Quería escribir sobre el proyecto de ley que presentó el gobierno la semana pasada que modifica la Subvención Escolar Preferencial (SEP), entregando mayor autonomía a los establecimientos educacionales y reduciendo de forma significativa la burocracia. Es un buen proyecto y, sin embargo, ha pasado totalmente desapercibido. Pero lo que sucedió este viernes es de tal gravedad que no referirse a ello sería frívolo.
Durante la semana pasada se asomaba el narcotráfico como uno de los principales problemas del país. ¡Qué equivocados estábamos! El viernes quedó claro que nuestro principal problema no es ni los narcotraficantes, ni los inmigrantes, sino el deterioro profundo de nuestra amistad cívica, que supone una degradación de la comprensión del ser humano.
¿Es lícito incendiar edificios, estaciones de Metro, facultades universitarias, como una forma de manifestación política? ¿Es la violencia el camino para resolver los conflictos en democracia? ¿Son estas manifestaciones producto de un sentir nihilista; de la angustia que provoca la ausencia de sentido? No nos equivoquemos. Estos grupos radicalizados que destruyeron parte de nuestra ciudad no son nihilistas, no carecen de sentido. Por el contrario, son grupos llenos de sentido, que buscan imponerlo como verdad absoluta a través de la violencia. En otras palabras, son fascistas, que aprovechan el descontento de otros para sus propios fines políticos.
¿Qué pasó? No tengo respuesta. Algunos ven en la tesis del malestar la respuesta, pero no se sostiene del todo. ¿Se nos olvidó que fue la derecha la que ganó las elecciones? No solo eso, fue el candidato de la Nueva Mayoría el que pasó a segunda vuelta y no el del Frente Amplio. Esta tesis supondría que los actos vandálicos fueron resultado de acciones espontáneas de ciudadanos indignados. Pero, ¿en verdad creen que los ciudadanos salen con bombas a manifestar su frustración? Detrás de estos actos hay planificación y organización.

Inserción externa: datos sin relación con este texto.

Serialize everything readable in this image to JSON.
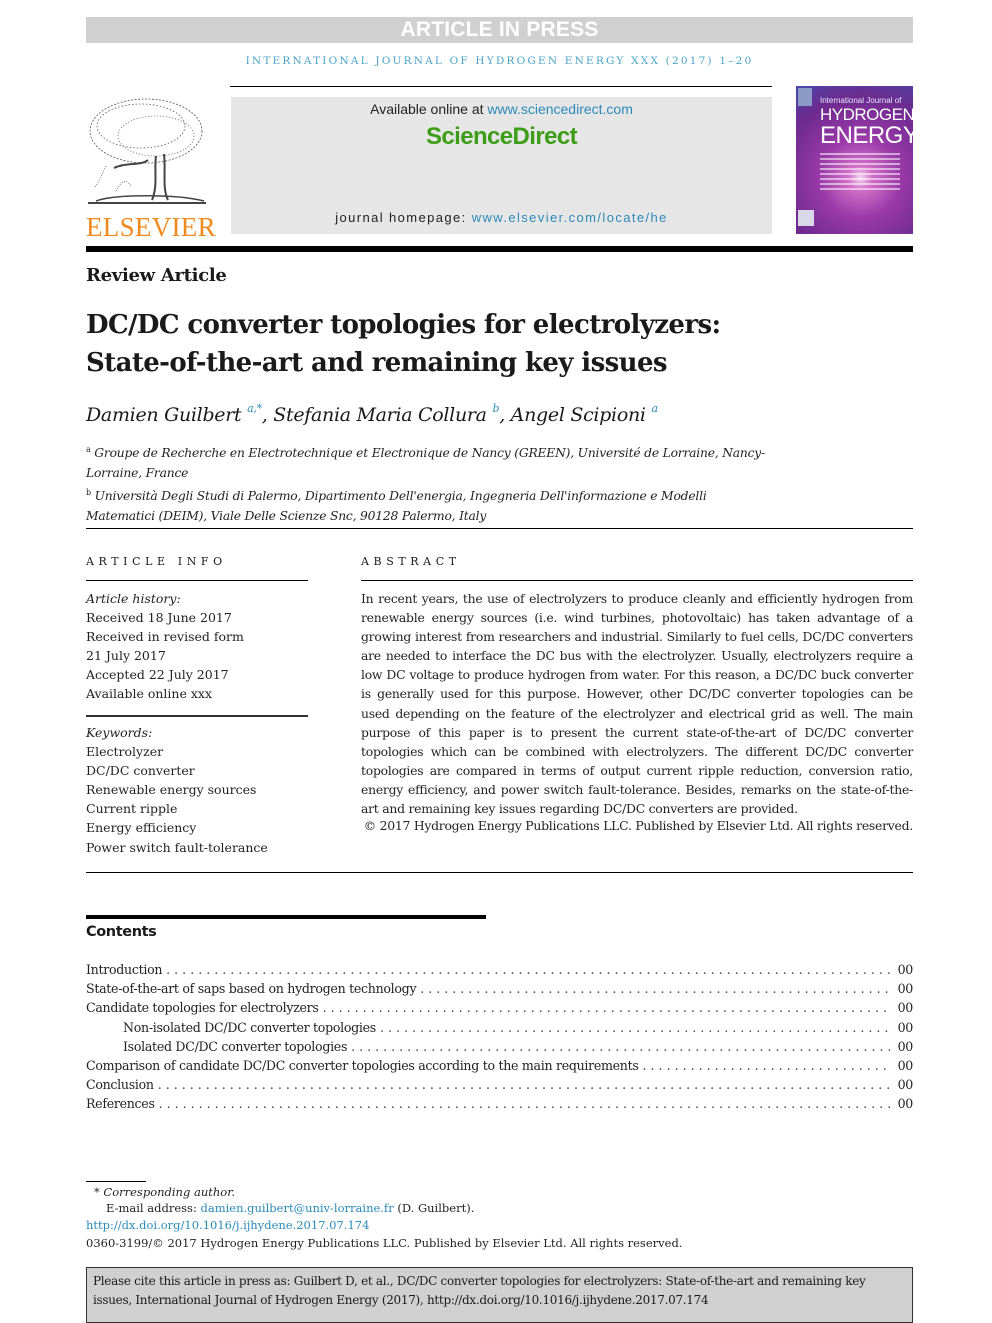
{
  "banner": {
    "text": "ARTICLE IN PRESS"
  },
  "running_header": "INTERNATIONAL JOURNAL OF HYDROGEN ENERGY XXX (2017) 1–20",
  "masthead": {
    "publisher_logo_text": "ELSEVIER",
    "available_online_prefix": "Available online at ",
    "available_online_link": "www.sciencedirect.com",
    "platform_name": "ScienceDirect",
    "homepage_prefix": "journal homepage: ",
    "homepage_link": "www.elsevier.com/locate/he",
    "cover": {
      "line1": "International Journal of",
      "line2": "HYDROGEN",
      "line3": "ENERGY"
    },
    "colors": {
      "elsevier_orange": "#f08a1e",
      "sciencedirect_green": "#3c9d17",
      "link_blue": "#2a8ab8"
    }
  },
  "article": {
    "type": "Review Article",
    "title_line1": "DC/DC converter topologies for electrolyzers:",
    "title_line2": "State-of-the-art and remaining key issues",
    "authors": [
      {
        "name": "Damien Guilbert",
        "sup": "a,*"
      },
      {
        "name": "Stefania Maria Collura",
        "sup": "b"
      },
      {
        "name": "Angel Scipioni",
        "sup": "a"
      }
    ],
    "author_separator": ", ",
    "affiliations": [
      {
        "mark": "a",
        "text": "Groupe de Recherche en Electrotechnique et Electronique de Nancy (GREEN), Université de Lorraine, Nancy-Lorraine, France"
      },
      {
        "mark": "b",
        "text": "Università Degli Studi di Palermo, Dipartimento Dell'energia, Ingegneria Dell'informazione e Modelli Matematici (DEIM), Viale Delle Scienze Snc, 90128 Palermo, Italy"
      }
    ]
  },
  "article_info": {
    "caption": "ARTICLE INFO",
    "history_label": "Article history:",
    "history": [
      "Received 18 June 2017",
      "Received in revised form",
      "21 July 2017",
      "Accepted 22 July 2017",
      "Available online xxx"
    ],
    "keywords_label": "Keywords:",
    "keywords": [
      "Electrolyzer",
      "DC/DC converter",
      "Renewable energy sources",
      "Current ripple",
      "Energy efficiency",
      "Power switch fault-tolerance"
    ]
  },
  "abstract": {
    "caption": "ABSTRACT",
    "text": "In recent years, the use of electrolyzers to produce cleanly and efficiently hydrogen from renewable energy sources (i.e. wind turbines, photovoltaic) has taken advantage of a growing interest from researchers and industrial. Similarly to fuel cells, DC/DC converters are needed to interface the DC bus with the electrolyzer. Usually, electrolyzers require a low DC voltage to produce hydrogen from water. For this reason, a DC/DC buck converter is generally used for this purpose. However, other DC/DC converter topologies can be used depending on the feature of the electrolyzer and electrical grid as well. The main purpose of this paper is to present the current state-of-the-art of DC/DC converter topologies which can be combined with electrolyzers. The different DC/DC converter topologies are compared in terms of output current ripple reduction, conversion ratio, energy efficiency, and power switch fault-tolerance. Besides, remarks on the state-of-the-art and remaining key issues regarding DC/DC converters are provided.",
    "copyright": "© 2017 Hydrogen Energy Publications LLC. Published by Elsevier Ltd. All rights reserved."
  },
  "contents": {
    "title": "Contents",
    "entries": [
      {
        "label": "Introduction",
        "page": "00",
        "level": 1
      },
      {
        "label": "State-of-the-art of saps based on hydrogen technology",
        "page": "00",
        "level": 1
      },
      {
        "label": "Candidate topologies for electrolyzers",
        "page": "00",
        "level": 1
      },
      {
        "label": "Non-isolated DC/DC converter topologies",
        "page": "00",
        "level": 2
      },
      {
        "label": "Isolated DC/DC converter topologies",
        "page": "00",
        "level": 2
      },
      {
        "label": "Comparison of candidate DC/DC converter topologies according to the main requirements",
        "page": "00",
        "level": 1
      },
      {
        "label": "Conclusion",
        "page": "00",
        "level": 1
      },
      {
        "label": "References",
        "page": "00",
        "level": 1
      }
    ]
  },
  "footnotes": {
    "corresponding": "* Corresponding author.",
    "email_prefix": "E-mail address: ",
    "email": "damien.guilbert@univ-lorraine.fr",
    "email_suffix": " (D. Guilbert).",
    "doi": "http://dx.doi.org/10.1016/j.ijhydene.2017.07.174",
    "issn_line": "0360-3199/© 2017 Hydrogen Energy Publications LLC. Published by Elsevier Ltd. All rights reserved."
  },
  "citation": {
    "text": "Please cite this article in press as: Guilbert D, et al., DC/DC converter topologies for electrolyzers: State-of-the-art and remaining key issues, International Journal of Hydrogen Energy (2017), http://dx.doi.org/10.1016/j.ijhydene.2017.07.174"
  }
}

Es importante distinguir la frustración de la gente con los actos de violencia. Lo que pasó el viernes está en sintonía con lo que ha venido sucediendo en Chile en el último tiempo, aunque a otra escala, a saber, el uso de la violencia como lucha política. Pasemos revista a algunos acontecimientos. Destrozos, incendios y ataques a directores y docentes en el Instituto Nacional. Estatuto del Centro de Alumnos de la Facultad de Derecho de la Universidad de Chile que impide que candidatos que no compartan la ideología de la actual directiva (anticapitalista, antiimperialista y antiespecista) puedan postularse como candidatos al centro de alumnos y restringe la libertad de asociación al interior de la facultad. Un estatuto fascista, que es tolerado por una universidad que se supone es pública, inclusiva y laica. Agresión reiterada a una alumna por sus ideas políticas en la Universidad de Chile. Agresiones físicas a un político de extrema derecha por parte de académicos de la Universidad Arturo Prat, cuya agresión es respaldada públicamente por parte de los académicos de dicha universidad. Ninguno de estos actos, ni todos juntos, son comparables con lo sucedido este viernes; tampoco quiero insinuar que están relacionados, pero son un síntoma de lo mismo.
Más allá de los grupos radicalizados, me preocupa la pasividad de los ciudadanos ante la violencia y el doble estándar oportunista de los políticos que legitiman la violencia dependiendo de donde venga. Es desolador ver cómo la violencia y su legitimación socavan los fundamentos de la democracia.